A maioria descreve esse
mesmo quadro.
“Ficamos abandonados,
amargando nossas tragédias pessoais”.
Mas por que o “deserto” de cada um de nós tem
que ser assim?
Não somos uma família, a
família na qual o cabeça é Cristo?
Por que não ampararmos
mutuamente?
Penso que as pessoas
fogem dos problemas alheios.
Quando a dor é muito
grande, as pessoas não sabem o que dizer, como ajudar, como ficar perto.
A maioria de nós prefere
não se envolver.
Pensamos que na vida
isso faz parte, e que logo a pessoa sairá e ficará bem.
Mas esquecemos que
muitos demoram a ficar bem, alguns de fato ficam mais ou menos bem, trazendo
para dentro de si a dor de um trauma que persiste, um trauma que pode durar uma
vida toda.
E tem aqueles que
realmente saem do “deserto” sozinhos, mas sofrem em demasia, sofrem porque não
foram ajudados, não foram consolados, não foram amparados.
Que tipo de gente nós
somos quando enxergamos a dor de um irmão e ficamos alheios a isso?
Por que essa palavra
“deserto” tem ainda que está em nosso meio?
Será mesmo que Deus, que
é o Senhor de nossas vidas, abandona alguém, deixando-a a mercê de um momento
ruim?
Eu não creio em um Deus
assim.
Isso é contra a sua
natureza.
Ele se entristece com
tanta falta de amor e quando não ajudamos ao nosso próximo.
Enquanto nos fartamos em
nossos instantes plenos de alegria, de motivação, de êxito, o nosso companheiro
ao lado está vivendo um momento profundo de dissabor.

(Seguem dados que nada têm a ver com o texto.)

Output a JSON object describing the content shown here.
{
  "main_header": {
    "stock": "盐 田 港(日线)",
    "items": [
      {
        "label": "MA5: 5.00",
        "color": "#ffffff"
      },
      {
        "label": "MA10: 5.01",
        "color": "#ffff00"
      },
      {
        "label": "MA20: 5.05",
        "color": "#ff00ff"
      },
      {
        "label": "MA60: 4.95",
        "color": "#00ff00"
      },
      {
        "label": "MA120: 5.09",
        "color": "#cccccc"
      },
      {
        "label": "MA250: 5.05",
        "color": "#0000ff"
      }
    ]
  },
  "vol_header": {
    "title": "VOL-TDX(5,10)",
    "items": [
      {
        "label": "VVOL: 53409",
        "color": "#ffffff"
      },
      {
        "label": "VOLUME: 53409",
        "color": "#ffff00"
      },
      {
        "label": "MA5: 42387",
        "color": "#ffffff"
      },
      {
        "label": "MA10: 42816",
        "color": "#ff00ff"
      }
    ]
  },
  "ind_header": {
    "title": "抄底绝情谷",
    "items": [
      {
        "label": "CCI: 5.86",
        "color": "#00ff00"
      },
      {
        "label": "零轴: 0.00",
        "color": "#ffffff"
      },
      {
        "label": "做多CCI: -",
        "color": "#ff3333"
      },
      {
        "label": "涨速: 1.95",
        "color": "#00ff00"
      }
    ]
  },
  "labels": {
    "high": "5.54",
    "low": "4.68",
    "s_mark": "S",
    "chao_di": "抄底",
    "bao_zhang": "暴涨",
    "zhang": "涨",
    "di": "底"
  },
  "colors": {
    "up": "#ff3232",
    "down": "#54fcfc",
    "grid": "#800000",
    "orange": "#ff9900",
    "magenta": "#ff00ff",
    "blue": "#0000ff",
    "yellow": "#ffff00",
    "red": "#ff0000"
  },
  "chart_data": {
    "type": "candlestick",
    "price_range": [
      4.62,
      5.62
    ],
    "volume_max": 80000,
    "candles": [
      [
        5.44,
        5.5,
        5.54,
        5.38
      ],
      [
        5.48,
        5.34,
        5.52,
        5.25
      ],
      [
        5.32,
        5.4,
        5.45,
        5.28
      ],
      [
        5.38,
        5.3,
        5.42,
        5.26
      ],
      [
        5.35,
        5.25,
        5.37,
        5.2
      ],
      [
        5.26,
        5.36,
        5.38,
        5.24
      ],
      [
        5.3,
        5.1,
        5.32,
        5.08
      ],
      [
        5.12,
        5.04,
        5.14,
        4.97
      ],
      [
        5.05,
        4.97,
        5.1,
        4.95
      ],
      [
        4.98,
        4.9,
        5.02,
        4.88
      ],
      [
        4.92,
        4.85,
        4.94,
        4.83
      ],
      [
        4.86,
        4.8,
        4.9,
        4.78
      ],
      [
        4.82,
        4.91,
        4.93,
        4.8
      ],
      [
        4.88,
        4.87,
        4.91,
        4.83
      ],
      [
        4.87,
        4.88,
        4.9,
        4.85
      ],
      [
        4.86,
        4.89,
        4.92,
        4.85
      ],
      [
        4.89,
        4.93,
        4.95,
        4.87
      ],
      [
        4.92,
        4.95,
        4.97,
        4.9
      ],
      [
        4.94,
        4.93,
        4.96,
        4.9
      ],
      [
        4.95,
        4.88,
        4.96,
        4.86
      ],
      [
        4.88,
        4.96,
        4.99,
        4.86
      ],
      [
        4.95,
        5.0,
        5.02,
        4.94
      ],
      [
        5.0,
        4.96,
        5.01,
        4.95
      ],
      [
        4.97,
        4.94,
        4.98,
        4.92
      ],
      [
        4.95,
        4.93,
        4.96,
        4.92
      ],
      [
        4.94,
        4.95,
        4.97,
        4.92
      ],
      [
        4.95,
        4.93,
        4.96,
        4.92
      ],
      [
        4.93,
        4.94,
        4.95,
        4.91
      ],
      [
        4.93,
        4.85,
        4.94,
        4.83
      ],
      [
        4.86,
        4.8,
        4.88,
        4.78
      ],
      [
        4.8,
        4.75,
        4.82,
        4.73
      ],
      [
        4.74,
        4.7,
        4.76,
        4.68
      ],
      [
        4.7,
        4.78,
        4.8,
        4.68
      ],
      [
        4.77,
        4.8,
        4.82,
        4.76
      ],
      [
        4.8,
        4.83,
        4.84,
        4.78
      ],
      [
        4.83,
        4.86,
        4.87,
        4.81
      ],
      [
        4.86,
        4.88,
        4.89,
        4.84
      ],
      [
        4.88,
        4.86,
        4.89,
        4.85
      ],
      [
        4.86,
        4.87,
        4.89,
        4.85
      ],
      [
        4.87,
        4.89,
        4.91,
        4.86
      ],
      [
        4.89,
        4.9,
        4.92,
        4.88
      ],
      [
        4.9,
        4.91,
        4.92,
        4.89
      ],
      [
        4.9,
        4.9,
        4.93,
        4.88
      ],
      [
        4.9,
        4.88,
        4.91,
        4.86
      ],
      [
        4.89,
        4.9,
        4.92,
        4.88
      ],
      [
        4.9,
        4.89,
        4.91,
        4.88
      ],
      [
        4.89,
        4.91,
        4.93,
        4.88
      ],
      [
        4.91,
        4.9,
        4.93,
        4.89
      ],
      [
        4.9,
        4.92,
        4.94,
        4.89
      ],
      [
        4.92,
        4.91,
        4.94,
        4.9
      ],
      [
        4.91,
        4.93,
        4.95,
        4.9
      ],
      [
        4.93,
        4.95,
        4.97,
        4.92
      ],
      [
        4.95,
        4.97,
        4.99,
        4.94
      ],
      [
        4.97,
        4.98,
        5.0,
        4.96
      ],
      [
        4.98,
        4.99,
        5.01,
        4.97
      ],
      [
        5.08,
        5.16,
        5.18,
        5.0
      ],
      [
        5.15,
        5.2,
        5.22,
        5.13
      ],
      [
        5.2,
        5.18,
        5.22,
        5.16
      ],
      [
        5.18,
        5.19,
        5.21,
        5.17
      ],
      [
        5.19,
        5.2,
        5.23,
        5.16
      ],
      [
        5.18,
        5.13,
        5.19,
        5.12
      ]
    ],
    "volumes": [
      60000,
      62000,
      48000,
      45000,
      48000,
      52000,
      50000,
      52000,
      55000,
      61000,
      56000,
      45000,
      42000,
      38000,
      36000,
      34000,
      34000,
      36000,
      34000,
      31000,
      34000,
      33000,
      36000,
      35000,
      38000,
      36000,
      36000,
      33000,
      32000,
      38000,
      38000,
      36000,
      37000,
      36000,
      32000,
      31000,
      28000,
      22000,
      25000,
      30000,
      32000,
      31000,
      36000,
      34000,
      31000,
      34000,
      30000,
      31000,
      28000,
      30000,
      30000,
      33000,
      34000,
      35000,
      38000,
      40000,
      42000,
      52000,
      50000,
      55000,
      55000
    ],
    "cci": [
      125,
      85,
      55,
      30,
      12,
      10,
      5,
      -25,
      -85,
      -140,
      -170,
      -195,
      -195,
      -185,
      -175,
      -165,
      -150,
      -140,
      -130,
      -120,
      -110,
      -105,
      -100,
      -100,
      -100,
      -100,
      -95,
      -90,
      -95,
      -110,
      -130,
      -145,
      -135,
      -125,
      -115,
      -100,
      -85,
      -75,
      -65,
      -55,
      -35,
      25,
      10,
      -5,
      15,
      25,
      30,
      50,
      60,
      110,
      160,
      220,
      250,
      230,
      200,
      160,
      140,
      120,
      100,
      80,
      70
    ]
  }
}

Sabe por que o “deserto” ainda existe?
Porque somos ausentes no
que diz respeito ao problema de nosso irmão!
Somos imperceptíveis e
gostamos de ser assim!
E se gostamos,
precisamos mudar isso de uma vez!
O deserto de alguém pode
chegar ao fim quando estendermos nossa mão, quando intercedermos em uma oração
que pode fazer a diferença, quando caminharmos juntos, quando entendermos as
lágrimas de nosso próximo.
No deserto, quantos já
se desesperaram e buscaram ajuda em pessoas que não possuem o poder do Reino
dos Céus, e tiverem que tomar direções errantes, tiverem que escutar conselhos
que não cabem a um filho de Deus.
Foram humilhados,
massacrados porque foram iludidos e esperaram demais por uma solução que nunca
chegou.
Para aqueles que estão
vivendo um momento de deserto, posso assegurar que vocês não estão sozinhos.
Não fiquem decepcionados
com palavras que vocês não ouviram, com atitudes que vocês não viram acontecer;
não entrem em autocomiseração.
Algumas pessoas dizem,
que foram nesses instantes que mais aprenderam o poder da consolação que o
Espírito Santo tem.
E sempre existe alguém
que está sensível à voz de Deus.
No meio de tanta gente
que está aquém do que está vivendo, Deus sempre levanta uma pessoa para erguer
você, para fazer a diferença em sua dor, para falar coisas edificantes que
fazem você seguir em frente.
Eu não acredito em
deserto, eu acredito em um vale, um vale onde existe, sim, caminhos difíceis,
mas que existem também planícies verdejantes, águas tranqüilas e o frescor de
uma brisa de paz, que nos acalma e nos ampara.
Anderson Rogério de Souza
UM ABENÇOADO DIA PRA VOCÊ...
E até que nos encontremos novamente,
que Deus lhe guarde serenamente
na palma de Suas mãos.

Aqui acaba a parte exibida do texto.